Beberapa taktik tersebut umumnya lebih efektif daripada yang lain. Secara
khusus, bukti menunjukan bahwa persuasi rasional,seruan inspirasional,dan
konsultasi cenderung menjadi cara yang paling efektif diantara kesembilan taktik
yang lain. Anda juga dapat meningkatkan kemungkinan keberhasilan Anda dnegan
cara menerapkan lebih dari satu jenis taktik pada saat bersamaan atau secara
berurutan, sepanjang pilihan-pilihan taktik Anda itu selaras.
Tetapi, beberapa taktik berfungsi lebih bai bergantung pada arah dari pengaruh.
Sebagaimana yang ada dalam Tampilan 14-2, beberapa studi menemukan bahwa
persuasi rasional merupakan satu-satunya taktik yang efektif di seluruh tingkatan
organisasi. Seruan inspirasional sangat baik sebagai taktik memengaruhi bawahan.
Jika tekanan berhasil maka hampir dapat dipastikan bahwa hal ini hanya mampu
berpengaruh ke bawah. Seruan pribadi dan koalisi paling efektif digunakan dengan
upaya-upaya yang memiliki pengaruh lateral.

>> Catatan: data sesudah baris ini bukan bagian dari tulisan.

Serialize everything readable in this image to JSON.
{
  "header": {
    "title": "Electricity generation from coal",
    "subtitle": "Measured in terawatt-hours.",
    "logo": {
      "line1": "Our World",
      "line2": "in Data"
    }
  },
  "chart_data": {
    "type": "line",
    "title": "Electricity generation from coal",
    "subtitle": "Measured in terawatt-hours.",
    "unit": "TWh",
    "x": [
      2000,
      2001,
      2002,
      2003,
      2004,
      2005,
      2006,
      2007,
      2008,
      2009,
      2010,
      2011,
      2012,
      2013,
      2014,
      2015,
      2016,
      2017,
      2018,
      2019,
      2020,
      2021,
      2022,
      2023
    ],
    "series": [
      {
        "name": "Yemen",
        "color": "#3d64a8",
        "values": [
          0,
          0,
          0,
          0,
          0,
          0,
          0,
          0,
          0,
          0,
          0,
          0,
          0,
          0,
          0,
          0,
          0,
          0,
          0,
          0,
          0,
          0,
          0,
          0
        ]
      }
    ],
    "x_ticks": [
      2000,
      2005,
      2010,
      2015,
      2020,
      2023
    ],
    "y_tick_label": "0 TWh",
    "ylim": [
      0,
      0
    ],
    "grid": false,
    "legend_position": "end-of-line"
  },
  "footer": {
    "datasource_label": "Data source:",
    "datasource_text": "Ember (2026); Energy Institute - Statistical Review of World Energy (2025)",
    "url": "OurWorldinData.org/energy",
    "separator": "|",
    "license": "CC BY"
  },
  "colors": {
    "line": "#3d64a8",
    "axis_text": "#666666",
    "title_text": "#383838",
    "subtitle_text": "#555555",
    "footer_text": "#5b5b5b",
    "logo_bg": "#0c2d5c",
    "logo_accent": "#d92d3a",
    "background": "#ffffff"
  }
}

Selain arah engaruh, sejumlah faktor
lain ditemukan juga memengaruhi taktik yang paling berfungsi. Faktor-faktor ini
meliputi pengurutan taktik, ketrampilan seseorang dalam menggunakan taktik,
kekuasaan kerabat seseorang, jenis permintaan dan bagaimana permintaan tersebut
dimengerti,kultur organisasi,serta faktor-faktor kultur tertentu dari suatu negara.
Kiranya akan lebih efektif jika Anda mulai dengan taktik yang “lebih halus” yang
mengandalkan kekuasaan pribadi seperti seruan pribadi dan inspirasional, persuasi
rasional, dan konsultasi. Jika taktik-takti ini gagal,anda bisa beralih ke taktik-taktik
yang”lebih keras” seperti tukar pendapat, koalisi,dan tekanan. Yang menarik,
ditemukan petunjuk bahwa penggunaan suatu taktik halus lebih efektif daripada suatu
taktik yang lebih keras dan bahwa gabungan dua taktik halus,atau sebuah taktik halus
dan persuasi rasioanal, lebih efektif daripada taktik tunggal manapun atau gabungan
taktik-taktik keras.
Beberapa kajian menemukan bahwa sebuah taktik berkemungkinan berhsil lebih
besar jika pihak sasaran atau target memandangnya sebagai bentuk perilaku pengaruh
yang dapat diterima secara sosial, pelakunya memiliki posisi dan kekuasaan pribadi
yang memadai untuk menggunakan taktik itu, taktik itu dapat memengaruhi sikap
pihak sasaran menyangkut permintaan tertentu, digunakan secara trampil, digunakan
untuk meminta sesuatu yang masuk akal,dan selaras dengan nilai-nilai dan kebutuhan
pihak sasaran.
Kita menyadari bahwa kultur di dalam organisasi berbeda antara satu dengan
yang lainnya misalkan sebagian organisasi lebih memiliki suasana hangat,santai,dan
mendukungnya;sebagian yang lainnya lebih formal dan konservatif. Karena itu kultur
organisasi dimana orang bekerja akan berpengaruh dalam menentuka taktik-taktik
yang dianggap tepat. Sebagian kultur mendorong penggunaan partisipasi dan
konsultasi, sebagian lain mendorong pemikiran rasional, dan sebagian lainnya lagi
mengandalkan tekanan. Jadi organisasi itu sendiri akan memengaruhi rangkaian
taktik kekuasaan yang dipandang bisa diterima untuk digunakan.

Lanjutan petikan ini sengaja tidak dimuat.